“Effective” is the rating for Rome school district Superintendent Peter C. Blake’s performance in his second year on the job, according to the Board of Education’s evaluation for the 2017-18 school year that ended June 30.
The result was the second-highest among four rating levels, which from lowest to highest included “ineffective,” “developing,” “effective,” and “highly effective.”
It “probably is exactly where it should be” in terms of an overall rating, board President Paul Fitzpatrick said Friday. It was a composite of ratings submitted by board members, he said, noting that some may have indicated “highly effective” in certain categories while others may have indicated “developing,” for example.
The board has started the process of discussing a potential extension of Blake’s contract, said Fitzpatrick. Blake’s initial three-year contract is through June 30, 2019.
In addition, the board is in the process of discussing Blake’s compensation for the current 2018-19 school year, Fitzpatrick said. Blake’s current base salary is $162,000, the same as for his first year; he previously had requested that his 2017-18 salary not change from his 2016-17 amount.
Blake said Friday of his evaluation results that “as with any person in a professional setting, there are always things that are working well and areas that we can grow. The ‘effective’ rating is nice but it’s just a step along our path.”

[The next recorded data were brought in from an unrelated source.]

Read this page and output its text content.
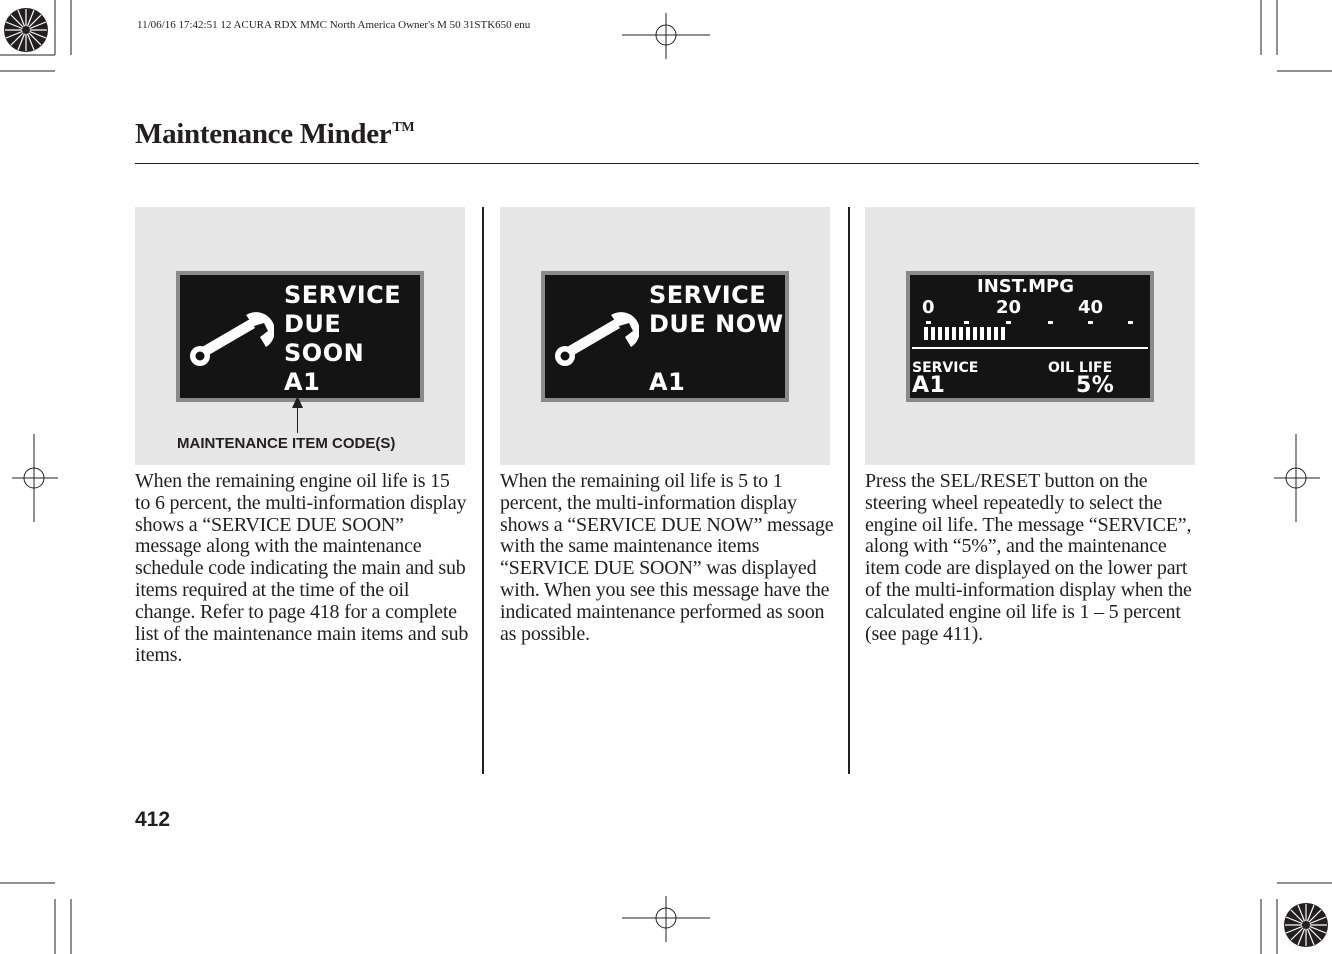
11/06/16 17:42:51 12 ACURA RDX MMC North America Owner's M 50 31STK650 enu
Maintenance Minder™
SERVICE
DUE
SOON
A1
MAINTENANCE ITEM CODE(S)

When the remaining engine oil life is 15 to 6 percent, the multi-information display shows a “SERVICE DUE SOON” message along with the maintenance schedule code indicating the main and sub items required at the time of the oil change. Refer to page 418 for a complete list of the maintenance main items and sub items.

SERVICE
DUE NOW
A1

When the remaining oil life is 5 to 1 percent, the multi-information display shows a “SERVICE DUE NOW” message with the same maintenance items “SERVICE DUE SOON” was displayed with. When you see this message have the indicated maintenance performed as soon as possible.

INST.MPG
0	20	40
SERVICE	OIL LIFE
A1	5%

Press the SEL/RESET button on the steering wheel repeatedly to select the engine oil life. The message “SERVICE”, along with “5%”, and the maintenance item code are displayed on the lower part of the multi-information display when the calculated engine oil life is 1 – 5 percent (see page 411).

412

Blake added “the evaluation, like teacher evaluations, is simply a tool that doesn’t completely reflect the job. Our true evaluation is where we stand relative to the past and moving forward. Until Rome is recognized statewide as one of the premier school districts in New York State, it doesn’t matter what an evaluation says, all of us working here have something to improve.”
His latest evaluation was conducted by board members who were in office through June 30, 2018, including Karen Fontana, who did not seek re-election to another term. Fitzpatrick said it also did not include former board member Timothy Safin, who resigned last spring after pleading guilty to falsifying business records. Also not taking part in the evaluation were new board members Leigh Loughran and Jonathon Matwijec-Walda, who assumed their seats on July 1.
The board has nine seats overall.
Among the primary rating categories for his evaluation, Blake was considered “effective” in all of them, said Fitzpatrick. They included relationship with the board; community relations; staff relationships; business and finance; instructional leadership.
Blake also received an overall “effective” rating regarding annual goals, although he was rated as “developing” in regard to a goal for “continued evolution of a paperless environment...including increased technology usage at levels,” said Fitzpatrick. He said Blake indicated “he has a ways to go” in that goal, but Fitzpatrick also observed the board recognizes “we’re making progress” and it is “one we’re still working on.”
The evaluation was conducted using a different evaluation system than prior years. The board last January decided to change to the “SuperEval” online system through the PLS 3rd Learning company.
The system includes input from each board member, plus the superintendent provides a self-evaluation with which members can agree or disagree and “give our own evaluation,” said Fitzpatrick. Board members opted to change to the system because they felt it would be easier to use than a previous one. Fitzpatrick cited “very positive comments from almost every board member” in using the system.